“A city with our resources and capacity should not pass the buck to the school district or neighborhood – as Mayor I will devote the resources needed, and be a partner to our schools, educators, parents and students.”
SEATTLE – Candidate for Mayor Bruce Harrell today called for the City of Seattle to step up and assist the Broadview-Thomson K-8 School community to address a longstanding encampment on school grounds that has become a flashpoint in Seattle’s homelessness crisis.
Speaking near the elementary school, Harrell met with encampment and neighborhood residents, took questions from press, and issued the following prepared statement:
“Months of finger pointing and failure to act is harming kids and teachers trying to reopen and re-engage after a year of disrupted learning – and the individuals living unsheltered on this property. It’s become a symbol of Seattle’s inability to articulate a clear strategy and approach to this crisis.

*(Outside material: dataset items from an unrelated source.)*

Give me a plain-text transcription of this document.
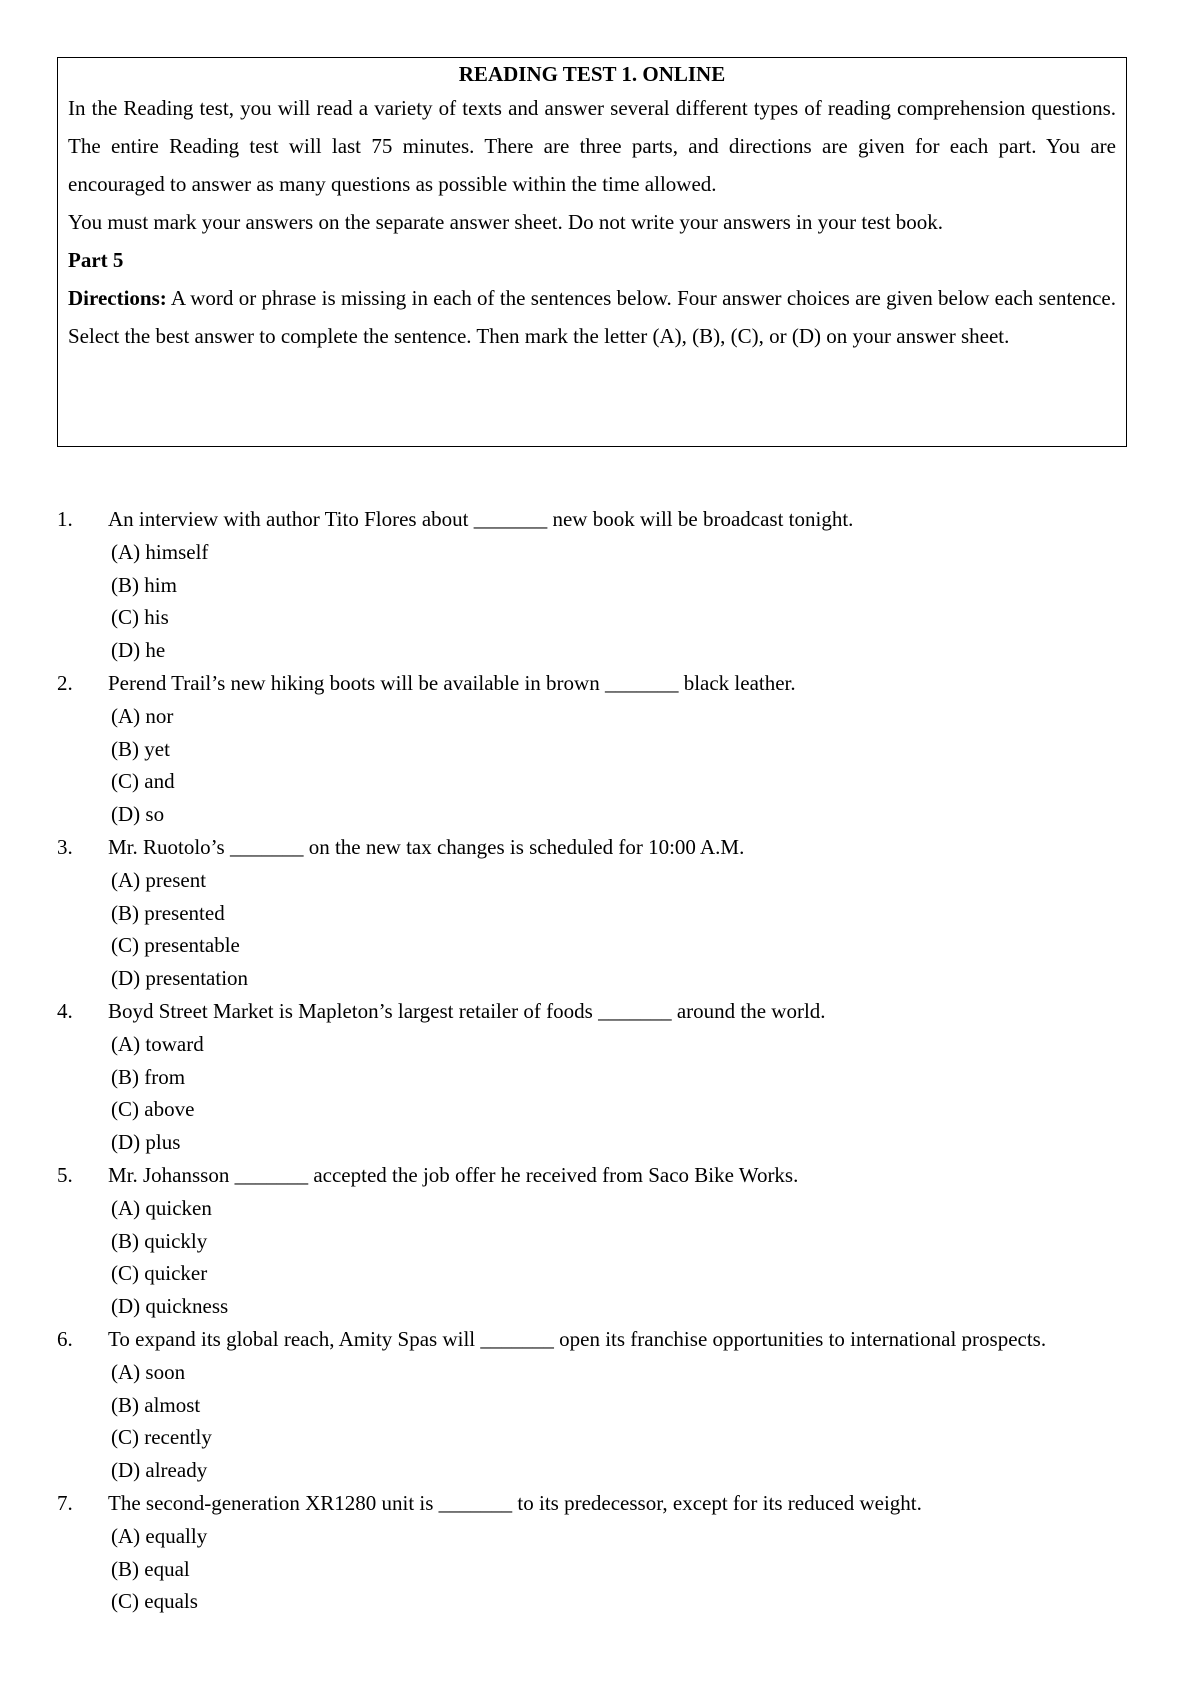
READING TEST 1. ONLINE

In the Reading test, you will read a variety of texts and answer several different types of reading comprehension questions. The entire Reading test will last 75 minutes. There are three parts, and directions are given for each part. You are encouraged to answer as many questions as possible within the time allowed.

You must mark your answers on the separate answer sheet. Do not write your answers in your test book.

Part 5

Directions: A word or phrase is missing in each of the sentences below. Four answer choices are given below each sentence. Select the best answer to complete the sentence. Then mark the letter (A), (B), (C), or (D) on your answer sheet.

1.	An interview with author Tito Flores about _______ new book will be broadcast tonight.
(A) himself
(B) him
(C) his
(D) he
2.	Perend Trail’s new hiking boots will be available in brown _______ black leather.
(A) nor
(B) yet
(C) and
(D) so
3.	Mr. Ruotolo’s _______ on the new tax changes is scheduled for 10:00 A.M.
(A) present
(B) presented
(C) presentable
(D) presentation
4.	Boyd Street Market is Mapleton’s largest retailer of foods _______ around the world.
(A) toward
(B) from
(C) above
(D) plus
5.	Mr. Johansson _______ accepted the job offer he received from Saco Bike Works.
(A) quicken
(B) quickly
(C) quicker
(D) quickness

6. To expand its global reach, Amity Spas will _______ open its franchise opportunities to international prospects.

(A) soon
(B) almost
(C) recently
(D) already
7.	The second-generation XR1280 unit is _______ to its predecessor, except for its reduced weight.
(A) equally
(B) equal
(C) equals
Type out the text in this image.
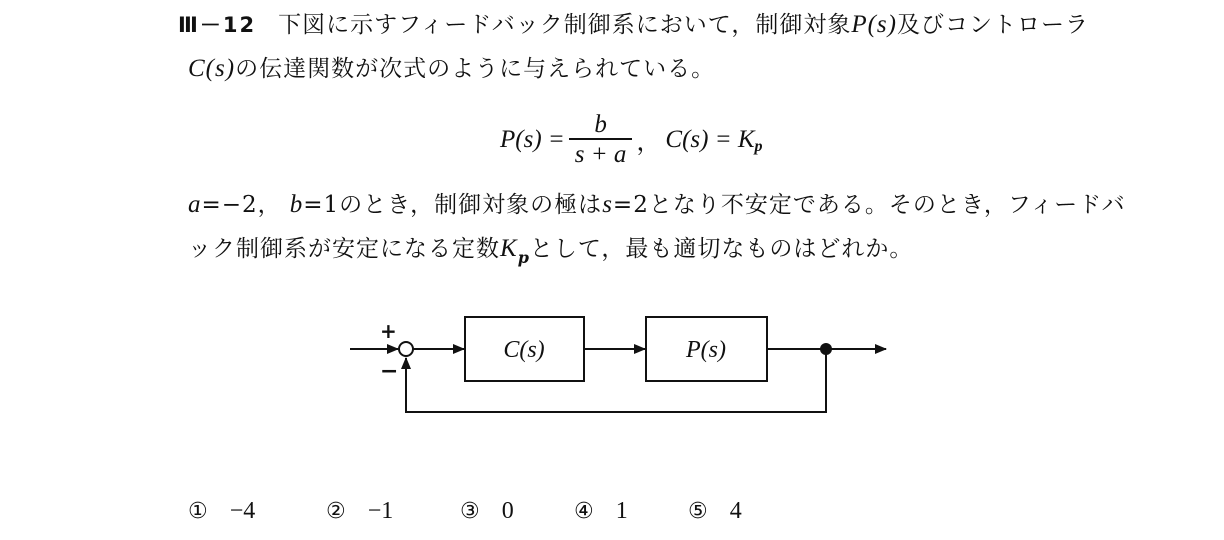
Ⅲ－12 下図に示すフィードバック制御系において，制御対象P(s)及びコントローラ
C(s)の伝達関数が次式のように与えられている。
$P(s) = \frac{b}{s + a}$ ， C(s) = K p
a=−2， b=1のとき，制御対象の極はs=2となり不安定である。そのとき，フィードバ
ック制御系が安定になる定数$K_p$として，最も適切なものはどれか。
+
−
C(s)	P(s)
① −4	② −1	③ 0	④ 1	⑤ 4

If I am elected Mayor, the indecision and excuses will end.
It is both inappropriate and inhumane for the City of Seattle to expect a school district working overtime to educate and support 54,000 students to hire, train, and bring to scale a homelessness outreach and services program. Providing housing and support for vulnerable people is the job of the city and county, working together to provide immediate housing, wraparound services, and the support needed to rebuild lives.
Last week I called for the City to dedicate the majority of Federal ARPA relief funds to this exact effort – with a priority of addressing encampments in sensitive and incompatible areas – like school properties, parks, playfields and sidewalks. Instead, we saw a peanut butter allocation of funds that will only result in further delays in buying and building housing, and hiring the service providers needed to make real progress.

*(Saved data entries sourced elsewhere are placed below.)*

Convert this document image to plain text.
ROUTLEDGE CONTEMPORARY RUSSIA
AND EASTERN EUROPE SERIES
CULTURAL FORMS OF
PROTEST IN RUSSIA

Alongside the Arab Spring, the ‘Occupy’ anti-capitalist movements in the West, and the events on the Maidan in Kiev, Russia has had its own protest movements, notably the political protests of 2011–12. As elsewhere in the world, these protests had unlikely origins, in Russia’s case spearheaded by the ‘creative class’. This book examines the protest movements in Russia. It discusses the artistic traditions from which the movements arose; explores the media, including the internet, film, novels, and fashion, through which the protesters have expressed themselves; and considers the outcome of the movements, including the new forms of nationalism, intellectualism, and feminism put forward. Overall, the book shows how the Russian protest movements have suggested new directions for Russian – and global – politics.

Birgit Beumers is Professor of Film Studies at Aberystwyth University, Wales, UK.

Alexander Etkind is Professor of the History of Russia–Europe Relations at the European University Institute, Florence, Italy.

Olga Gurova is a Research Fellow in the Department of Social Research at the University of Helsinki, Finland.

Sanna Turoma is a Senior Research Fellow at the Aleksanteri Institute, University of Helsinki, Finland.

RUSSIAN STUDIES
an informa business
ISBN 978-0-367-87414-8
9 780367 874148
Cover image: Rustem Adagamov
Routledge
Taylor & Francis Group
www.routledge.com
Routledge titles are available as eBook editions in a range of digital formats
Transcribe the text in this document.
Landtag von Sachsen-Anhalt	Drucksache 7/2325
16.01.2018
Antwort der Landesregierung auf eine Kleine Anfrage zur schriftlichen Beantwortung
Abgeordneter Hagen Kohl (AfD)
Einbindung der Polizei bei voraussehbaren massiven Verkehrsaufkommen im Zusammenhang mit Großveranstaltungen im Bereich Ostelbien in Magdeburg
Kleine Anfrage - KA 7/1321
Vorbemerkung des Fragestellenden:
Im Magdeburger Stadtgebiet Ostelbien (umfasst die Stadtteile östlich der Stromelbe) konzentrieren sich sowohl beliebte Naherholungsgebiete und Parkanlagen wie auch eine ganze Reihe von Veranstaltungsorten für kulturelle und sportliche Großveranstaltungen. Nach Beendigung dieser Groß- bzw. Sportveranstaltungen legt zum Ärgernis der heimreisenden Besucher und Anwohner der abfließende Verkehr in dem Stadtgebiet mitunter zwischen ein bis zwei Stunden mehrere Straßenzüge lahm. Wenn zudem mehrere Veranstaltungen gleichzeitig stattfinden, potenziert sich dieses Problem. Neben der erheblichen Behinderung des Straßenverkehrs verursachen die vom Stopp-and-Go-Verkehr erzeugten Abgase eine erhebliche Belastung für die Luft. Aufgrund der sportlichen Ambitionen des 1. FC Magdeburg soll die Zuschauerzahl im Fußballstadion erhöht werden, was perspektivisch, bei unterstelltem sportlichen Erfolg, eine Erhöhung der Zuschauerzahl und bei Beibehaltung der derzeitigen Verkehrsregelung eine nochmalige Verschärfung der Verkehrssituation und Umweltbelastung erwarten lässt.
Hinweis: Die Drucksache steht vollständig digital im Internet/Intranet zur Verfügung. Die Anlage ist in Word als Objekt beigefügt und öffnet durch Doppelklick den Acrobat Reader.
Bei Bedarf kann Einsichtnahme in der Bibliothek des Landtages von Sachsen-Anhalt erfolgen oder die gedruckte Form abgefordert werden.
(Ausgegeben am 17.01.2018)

Here is what a Harrell administration will do:
Develop and implement a clear, transparent plan that will document and track our progress – building trust and understanding in our approach and timelines;
Front load existing federal, state and local resources to secure emergency housing and services;
Prioritize assistance into housing for those camped in dispersed areas, adjacent to schools and parks, and other sensitive locations;
Establish clear partnerships and responsibilities with jurisdictional partners like Seattle Public Schools, Washington State Department of Transportation, and the federal government.
As a graduate of Seattle Public Schools and father of an SPS graduate, I am committed to supporting our public school parents, teachers, and of course our kids. We do this by building programs and advancing policies in our city that are welcoming and supportive of kids and families. We do this by listening to the concerns of parents and families and taking action as a Mayor and city government.

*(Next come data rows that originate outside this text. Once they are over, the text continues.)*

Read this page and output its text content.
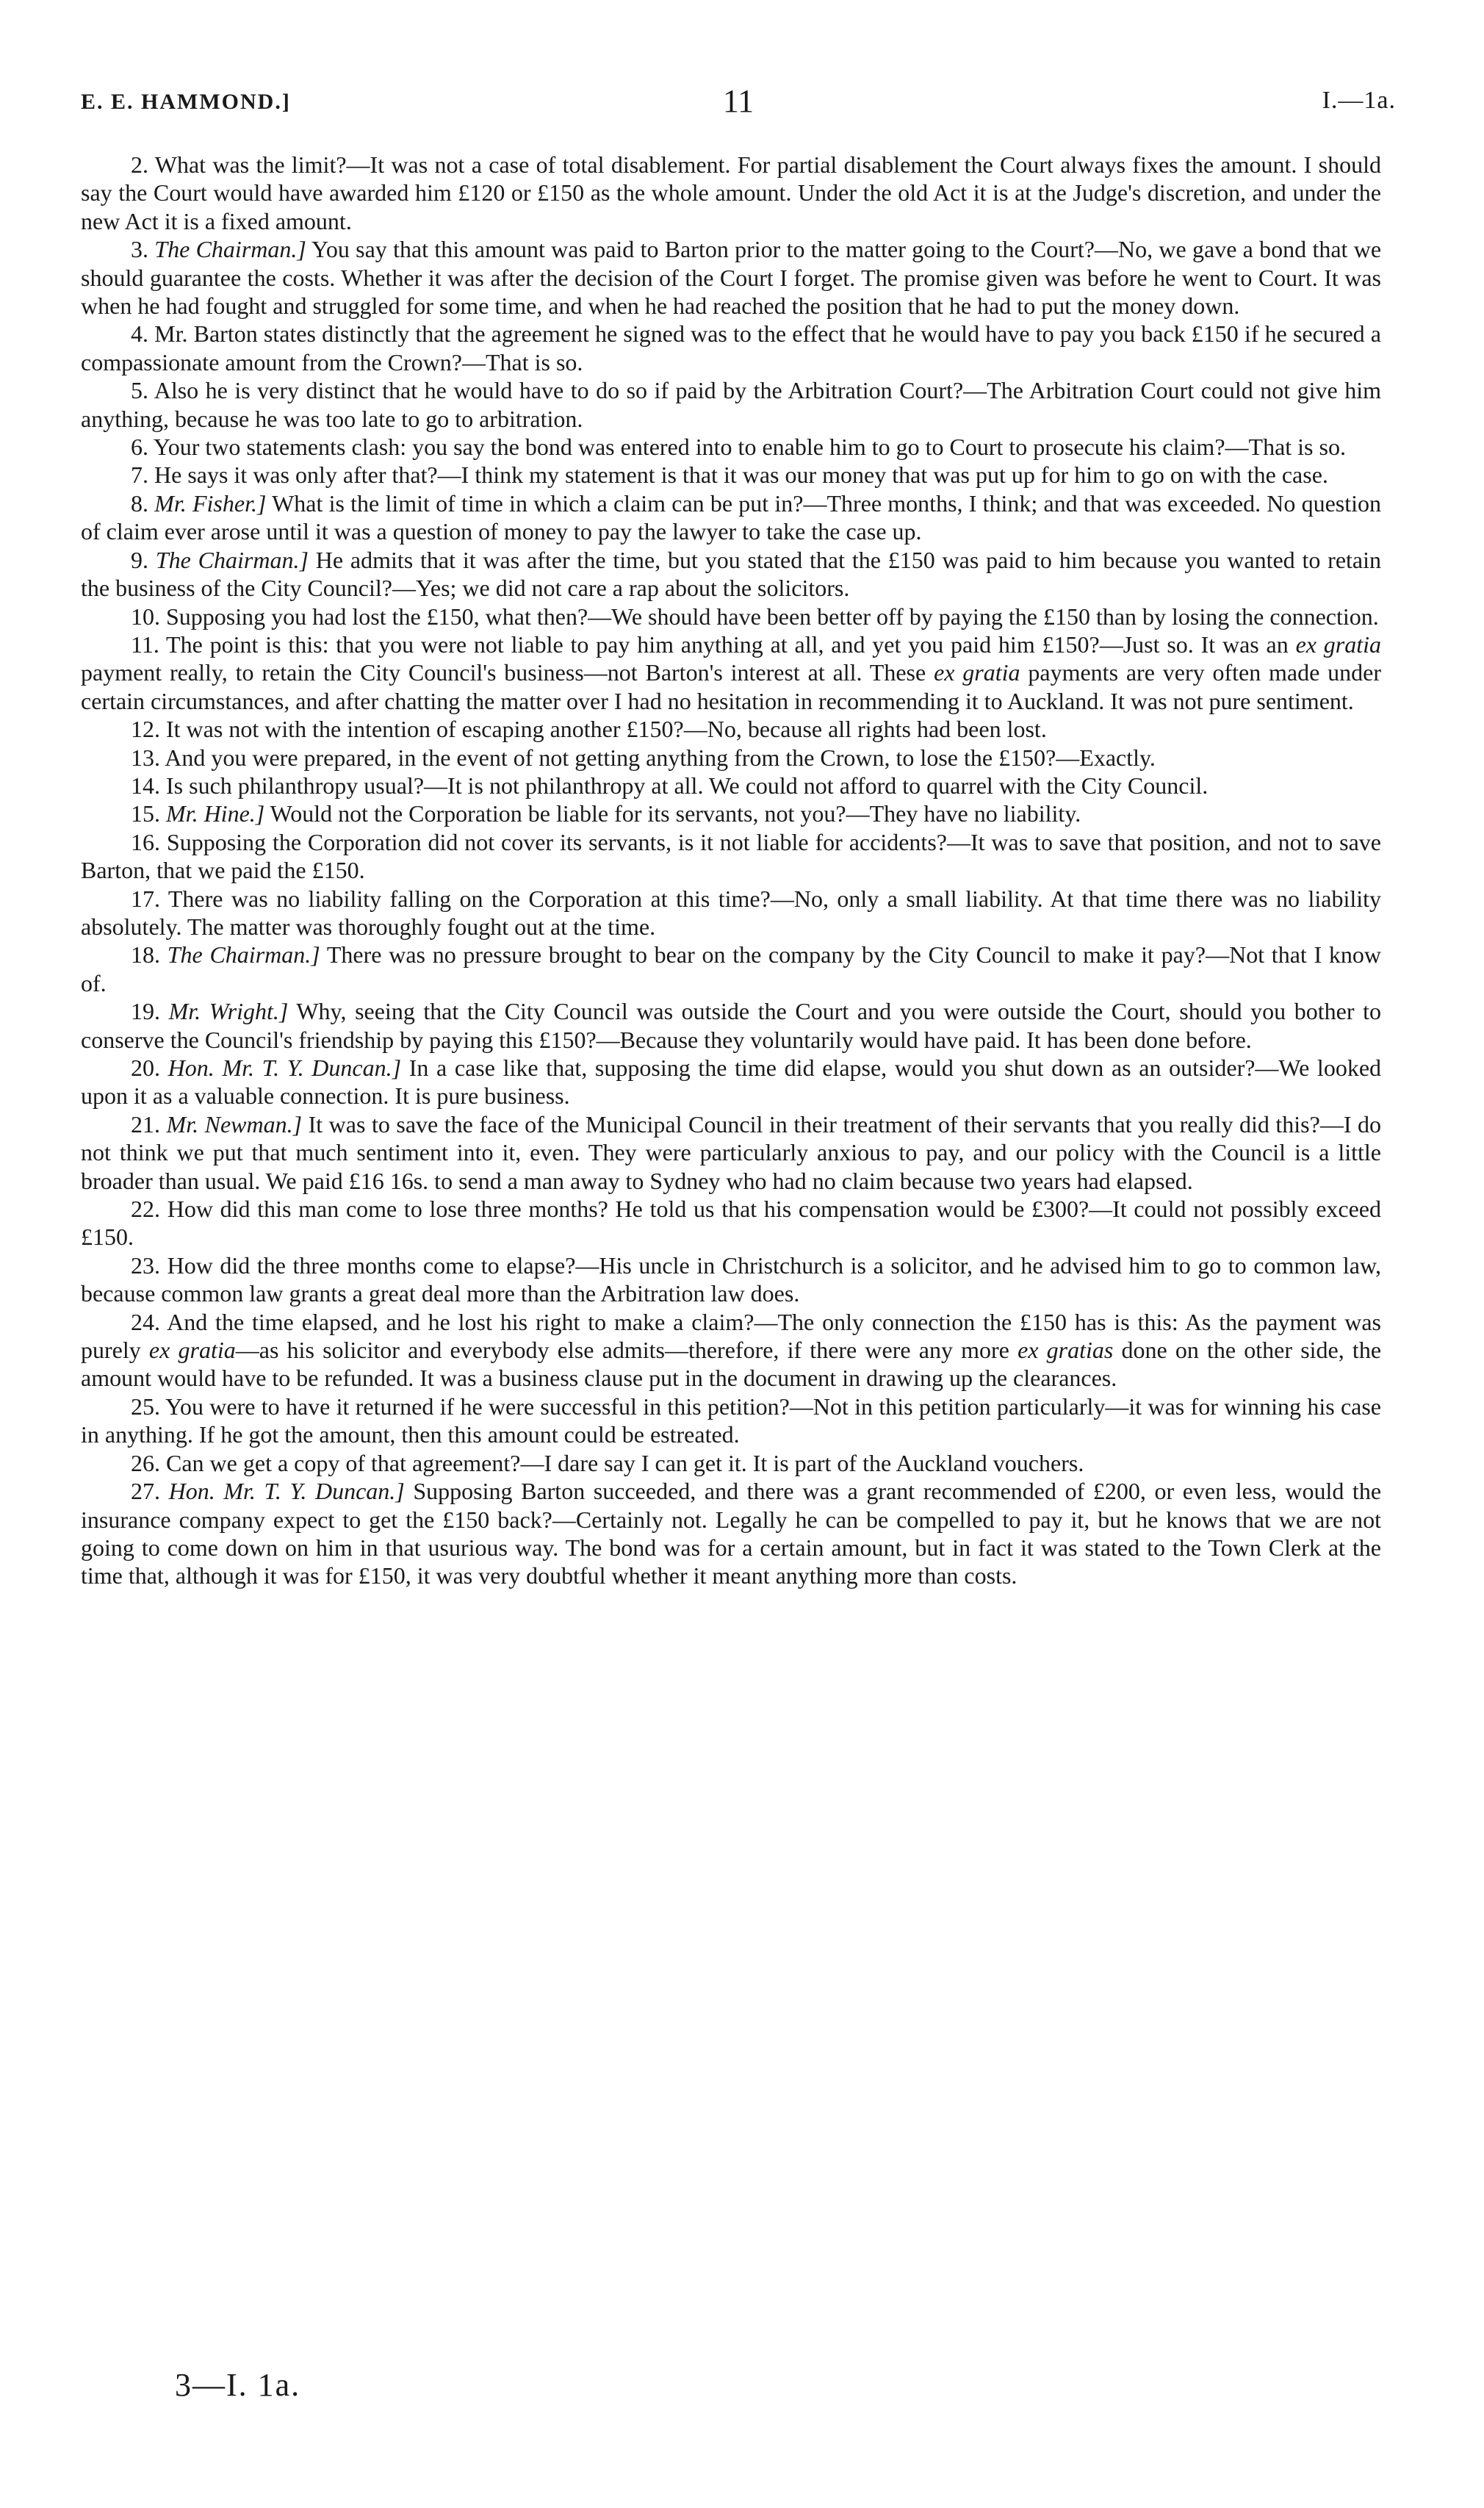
E. E. HAMMOND.]	11	I.—1a.

2. What was the limit?—It was not a case of total disablement. For partial disablement the Court always fixes the amount. I should say the Court would have awarded him £120 or £150 as the whole amount. Under the old Act it is at the Judge's discretion, and under the new Act it is a fixed amount.

3. The Chairman.] You say that this amount was paid to Barton prior to the matter going to the Court?—No, we gave a bond that we should guarantee the costs. Whether it was after the decision of the Court I forget. The promise given was before he went to Court. It was when he had fought and struggled for some time, and when he had reached the position that he had to put the money down.

4. Mr. Barton states distinctly that the agreement he signed was to the effect that he would have to pay you back £150 if he secured a compassionate amount from the Crown?—That is so.

5. Also he is very distinct that he would have to do so if paid by the Arbitration Court?—The Arbitration Court could not give him anything, because he was too late to go to arbitration.

6. Your two statements clash: you say the bond was entered into to enable him to go to Court to prosecute his claim?—That is so.

7. He says it was only after that?—I think my statement is that it was our money that was put up for him to go on with the case.

8. Mr. Fisher.] What is the limit of time in which a claim can be put in?—Three months, I think; and that was exceeded. No question of claim ever arose until it was a question of money to pay the lawyer to take the case up.

9. The Chairman.] He admits that it was after the time, but you stated that the £150 was paid to him because you wanted to retain the business of the City Council?—Yes; we did not care a rap about the solicitors.

10. Supposing you had lost the £150, what then?—We should have been better off by paying the £150 than by losing the connection.

11. The point is this: that you were not liable to pay him anything at all, and yet you paid him £150?—Just so. It was an ex gratia payment really, to retain the City Council's business—not Barton's interest at all. These ex gratia payments are very often made under certain circumstances, and after chatting the matter over I had no hesitation in recommending it to Auckland. It was not pure sentiment.

12. It was not with the intention of escaping another £150?—No, because all rights had been lost.

13. And you were prepared, in the event of not getting anything from the Crown, to lose the £150?—Exactly.

14. Is such philanthropy usual?—It is not philanthropy at all. We could not afford to quarrel with the City Council.

15. Mr. Hine.] Would not the Corporation be liable for its servants, not you?—They have no liability.

16. Supposing the Corporation did not cover its servants, is it not liable for accidents?—It was to save that position, and not to save Barton, that we paid the £150.

17. There was no liability falling on the Corporation at this time?—No, only a small liability. At that time there was no liability absolutely. The matter was thoroughly fought out at the time.

18. The Chairman.] There was no pressure brought to bear on the company by the City Council to make it pay?—Not that I know of.

19. Mr. Wright.] Why, seeing that the City Council was outside the Court and you were outside the Court, should you bother to conserve the Council's friendship by paying this £150?—Because they voluntarily would have paid. It has been done before.

20. Hon. Mr. T. Y. Duncan.] In a case like that, supposing the time did elapse, would you shut down as an outsider?—We looked upon it as a valuable connection. It is pure business.

21. Mr. Newman.] It was to save the face of the Municipal Council in their treatment of their servants that you really did this?—I do not think we put that much sentiment into it, even. They were particularly anxious to pay, and our policy with the Council is a little broader than usual. We paid £16 16s. to send a man away to Sydney who had no claim because two years had elapsed.

22. How did this man come to lose three months? He told us that his compensation would be £300?—It could not possibly exceed £150.

23. How did the three months come to elapse?—His uncle in Christchurch is a solicitor, and he advised him to go to common law, because common law grants a great deal more than the Arbitration law does.

24. And the time elapsed, and he lost his right to make a claim?—The only connection the £150 has is this: As the payment was purely ex gratia—as his solicitor and everybody else admits—therefore, if there were any more ex gratias done on the other side, the amount would have to be refunded. It was a business clause put in the document in drawing up the clearances.

25. You were to have it returned if he were successful in this petition?—Not in this petition particularly—it was for winning his case in anything. If he got the amount, then this amount could be estreated.

26. Can we get a copy of that agreement?—I dare say I can get it. It is part of the Auckland vouchers.

27. Hon. Mr. T. Y. Duncan.] Supposing Barton succeeded, and there was a grant recommended of £200, or even less, would the insurance company expect to get the £150 back?—Certainly not. Legally he can be compelled to pay it, but he knows that we are not going to come down on him in that usurious way. The bond was for a certain amount, but in fact it was stated to the Town Clerk at the time that, although it was for £150, it was very doubtful whether it meant anything more than costs.

3—I. 1a.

Broadview-Thomson is among the most diverse schools in our city – with nearly 25% Black students, and almost three quarters non-white. When we talk about providing equity and opportunity for every child, we need to put our money where our mouths are – just as we must on homelessness. We should not ask Seattle Public Schools to divert limited educational resources from our diverse school communities to do the city’s job.
I also firmly believe that a humane, progressive city does not simply shrug its shoulders and accept that people should live without heat, running water, and proper sanitation. We cannot allow people displaced by poverty and harm, or those struggling with mental health and addiction, to suffer in our parks and streets. We must do better, and if elected Mayor, I will do better.